Carnival – We added some exposure to this cruise line operator after a ratings upgrade from Moody’s. It continues to chart a course back to investment-grade status.
Restaurant Brands International – We bought a newly issued, dollar-denominated bond from the owner of Burger King and one of the world’s largest fast-food operators.
Keepmoat – We added bonds issued by this UK housebuilder, whose focus on affordable housing aligns it with the goals of the new government.
Azelis – We bought bonds from European specialty chemical manufacturer Azelis whose products are used in the life sciences industry and in industrial applications.
IGT Lottery – We added bonds from IGT, which provides technology to the global lottery and gaming industry.
IHO – We reduced the fund’s holdings in the auto sector earlier this year.
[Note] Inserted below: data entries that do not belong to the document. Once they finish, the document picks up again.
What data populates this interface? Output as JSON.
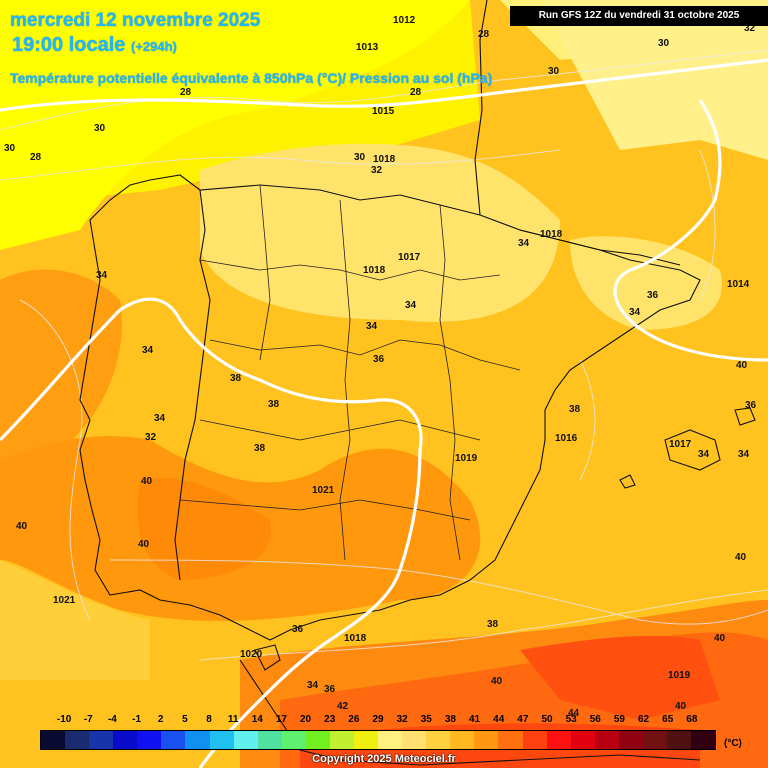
{
  "header": {
    "date": "mercredi 12 novembre 2025",
    "time": "19:00 locale",
    "lead": "(+294h)",
    "subtitle": "Température potentielle équivalente à 850hPa (°C)/ Pression au sol (hPa)",
    "run": "Run GFS 12Z du vendredi 31 octobre 2025"
  },
  "legend": {
    "ticks": [
      "-10",
      "-7",
      "-4",
      "-1",
      "2",
      "5",
      "8",
      "11",
      "14",
      "17",
      "20",
      "23",
      "26",
      "29",
      "32",
      "35",
      "38",
      "41",
      "44",
      "47",
      "50",
      "53",
      "56",
      "59",
      "62",
      "65",
      "68"
    ],
    "unit": "(°C)",
    "colors": [
      "#0a0a32",
      "#1a2a6e",
      "#1535a8",
      "#0a0aca",
      "#1010f0",
      "#1a50f0",
      "#1090f0",
      "#20c0f0",
      "#60f0f0",
      "#50e0a0",
      "#60f070",
      "#70f020",
      "#c0f030",
      "#f0f010",
      "#fff080",
      "#ffe070",
      "#ffd040",
      "#ffb820",
      "#ff9810",
      "#ff7010",
      "#ff4010",
      "#ff1010",
      "#e00010",
      "#b80010",
      "#900010",
      "#701010",
      "#501010",
      "#300010"
    ]
  },
  "map": {
    "temp_labels": [
      "28",
      "28",
      "28",
      "30",
      "30",
      "28",
      "30",
      "30",
      "30",
      "32",
      "34",
      "34",
      "34",
      "34",
      "36",
      "34",
      "34",
      "38",
      "34",
      "38",
      "32",
      "38",
      "36",
      "38",
      "40",
      "40",
      "40",
      "40",
      "36",
      "38",
      "42",
      "34",
      "36",
      "44",
      "40",
      "40",
      "40",
      "34",
      "34",
      "36",
      "40",
      "32"
    ],
    "pressure_labels": [
      "1012",
      "1013",
      "1015",
      "1018",
      "1017",
      "1018",
      "1018",
      "1014",
      "1016",
      "1017",
      "1019",
      "1021",
      "1021",
      "1018",
      "1020",
      "1019"
    ]
  },
  "copyright": "Copyright 2025 Meteociel.fr"
}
But after a difficult period for the industry and a repricing of its bonds, we added back a small position in one of our favoured names. IHO is the holding entity for the Schaeffler family’s holdings in auto suppliers Schaeffler, Continental and Vitesco.
Center Parcs – This holiday resort’s impressive ability to push up prices may finally be at its limit.
Ocado – We sold our position in food-delivery and technology company Ocado following a successful refinancing operation. Although we still believe in its mission to become a high-margin, high-cashflow technology services company, this is now reflected in the price of its bonds.
Outlook
Today, the inflation picture in the US is admittedly rather muddy. The path globally, however, is still towards lower rates. We would caution against reading across too much from (volatile) economic data in the US to the prospects for interest rates worldwide. Even if the US central bank were to move more hesitantly in lowering interest rates than was expected a few weeks ago, it would not negate the powerful effect of lower interest rates in other economies. All major developed-market central banks have brought inflation down considerably and, with the exception of the Bank of England and perhaps the Norwegian central bank, they now see slowing economic growth as a greater risk than inflation. Japan is the only clear outlier.
All else being equal, lower interest rates should be good news for bonds of almost every variety. Within that, we believe the argument for investing in short-dated investment grade bonds is particularly compelling.